Chronique

Eric Plandé

Touching

Eric Plandé (as, ts, fl), Uwe Oberg (p), Peter Perfido (dms)

Label / Distribution : Jazz Werkstatt

De manière irrégulière, le saxophoniste Eric Plandé, installé en Allemagne depuis de nombreuses années, se rappelle au bon souvenir de l’Hexagone. Bien trop intermittent, sans doute, pour ceux qui ont en mémoire, il y a une décennie environ, un magnifique Abyss en compagnie du regretté Jacques Mahieux et de son fils Nicolas, ainsi que de Claude Barthélémy. Sur l’autre rive du Rhin, Plandé a développé un important réseau au cœur de cette scène intarissable, et même au-delà : c’est ainsi que, si on l’a entendu avec Joachim Kühn dans le remarqué Between The Lines, il a également enregistré Human Nature avec le pianiste américain Bob Degen en 2011.

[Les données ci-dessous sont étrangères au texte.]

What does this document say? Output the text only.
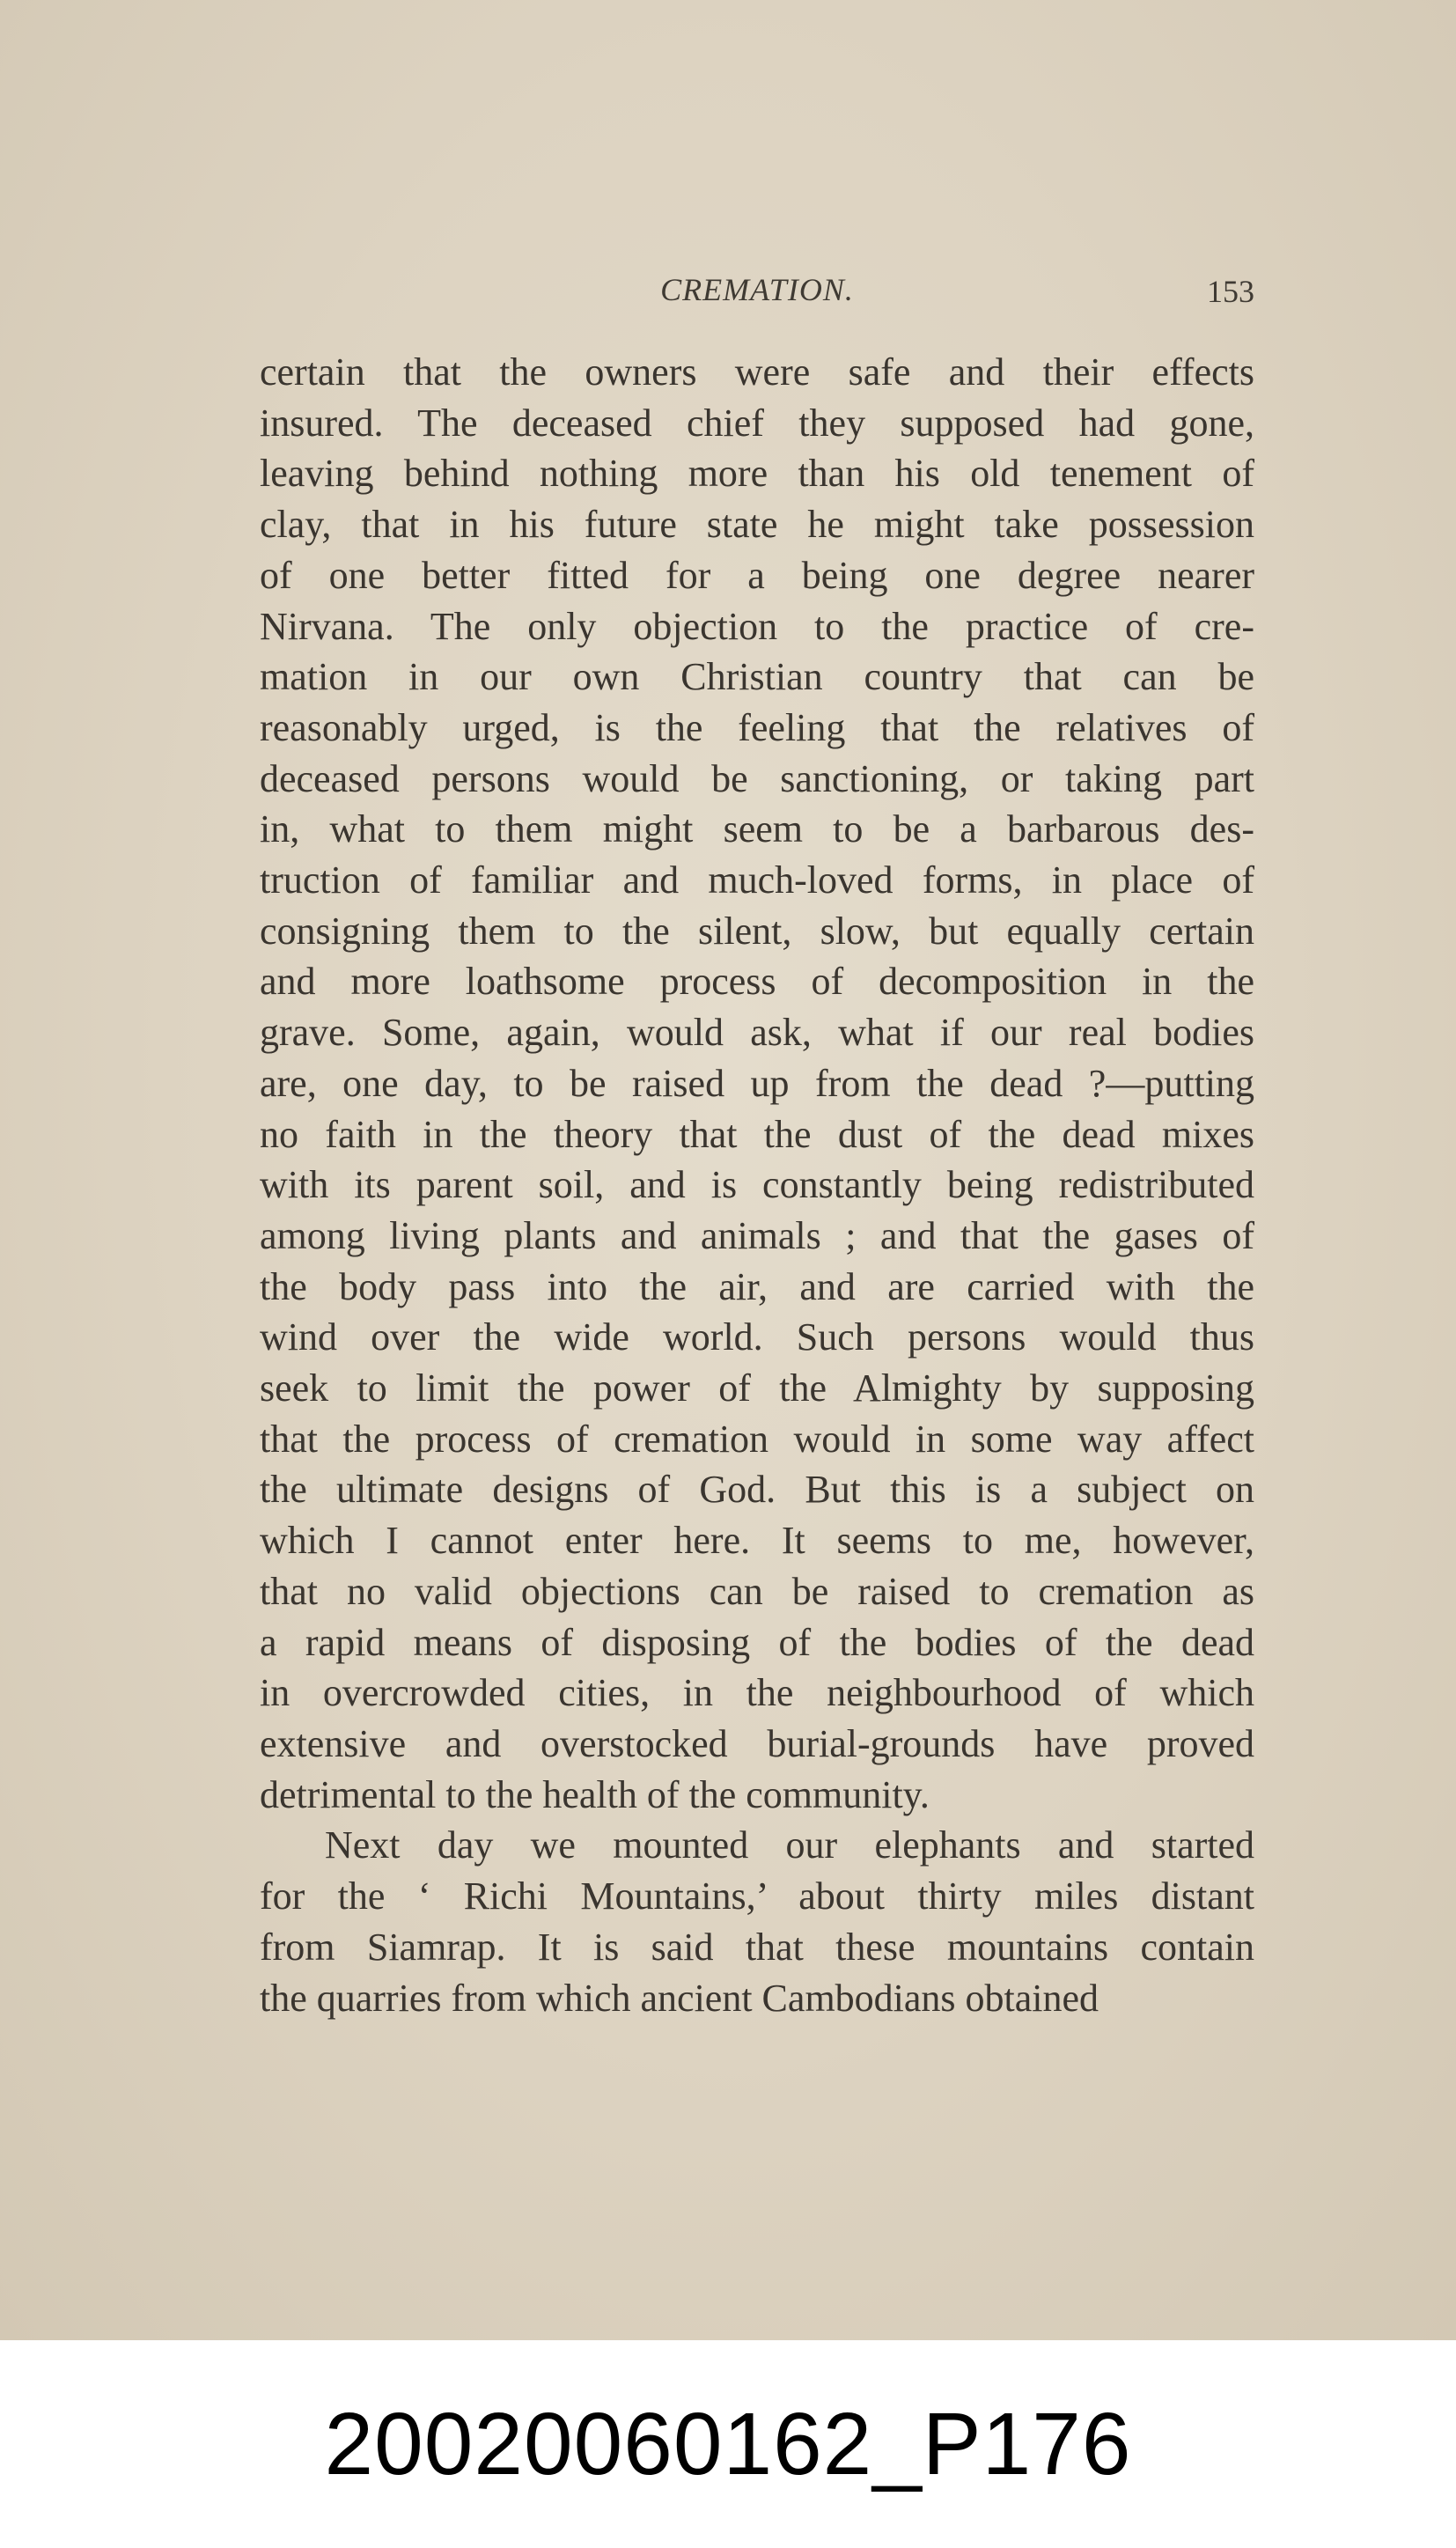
CREMATION.	153

certain that the owners were safe and their effects
insured. The deceased chief they supposed had gone,
leaving behind nothing more than his old tenement of
clay, that in his future state he might take possession
of one better fitted for a being one degree nearer
Nirvana. The only objection to the practice of cre-
mation in our own Christian country that can be
reasonably urged, is the feeling that the relatives of
deceased persons would be sanctioning, or taking part
in, what to them might seem to be a barbarous des-
truction of familiar and much-loved forms, in place of
consigning them to the silent, slow, but equally certain
and more loathsome process of decomposition in the
grave. Some, again, would ask, what if our real bodies
are, one day, to be raised up from the dead ?—putting
no faith in the theory that the dust of the dead mixes
with its parent soil, and is constantly being redistributed
among living plants and animals ; and that the gases of
the body pass into the air, and are carried with the
wind over the wide world. Such persons would thus
seek to limit the power of the Almighty by supposing
that the process of cremation would in some way affect
the ultimate designs of God. But this is a subject on
which I cannot enter here. It seems to me, however,
that no valid objections can be raised to cremation as
a rapid means of disposing of the bodies of the dead
in overcrowded cities, in the neighbourhood of which
extensive and overstocked burial-grounds have proved
detrimental to the health of the community.

Next day we mounted our elephants and started
for the ‘ Richi Mountains,’ about thirty miles distant
from Siamrap. It is said that these mountains contain
the quarries from which ancient Cambodians obtained

20020060162_P176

Le ténor et soprano ne dédaigne pas non plus la flûte, comme on le constate dans le mystique « Awaken » qu’il présente avec son nouveau trio, marqué à la fois par l’Allemagne et les rencontres transatlantiques. Le jeu pugnace et résolument coltranien de Plandé (« New Revolution » tient du manifeste) évoquera, par petites touches, celui de Manuel Hermia, notamment dans son solo « Philosophic Stone », intense et ardent sans se laisser aller à un lyrisme superflu. A ses côtés, le musical batteur Peter Perfido, habitant également outre-Rhin, est merveilleusement complice avec le pianiste Uwe Oberg, qu’on a pu écouter récemment avec Silke Eberhard. Ces deux musiciens conçoivent pareillement la construction du matériel improvisationnel, fait de gestes parfois minimalistes qui, agglomérés, deviennent une trame solide, surtout dans un contexte de trio sans basse. Sur « Macrobiotic Mood », qui s’ouvre sur le timbre chaleureux d’Eric Plandé, l’axe piano-batterie est un trésor de raffinement : Oberg va chercher, main droite, quelque connivence avec les cymbales de Perfido pour créer un mouvement imperceptible et perpétuel au cœur des cris du saxophone.

Touching ne s’intitule pas comme cela uniquement parce que l’orchestre reprend le morceau-titre d’Anette Peacock, dont Oberg est décidément très proche [1]. Certes, « Touching » est le morceau de l’album où le trio offre sa plus belle dynamique, mais c’est l’aspect le plus charnel qui est ici convoqué. La musique de Plandé peut être abrupte (« Darkness From You »), voire brusque lorsqu’elle laisse place à l’improvisation collective - ainsi « Chaos », où le saxophone affronte un piano devenu implacablement rythmique - mais elle conserve une finesse et un bouillonnement qui la rendent absolument vivante.

par Franpi Barriaux // Publié le 26 juin 2016

[1La pianiste apparaît aussi sur Turns, et l’allemand interprète « Touching » dans son solo Twice, At Least.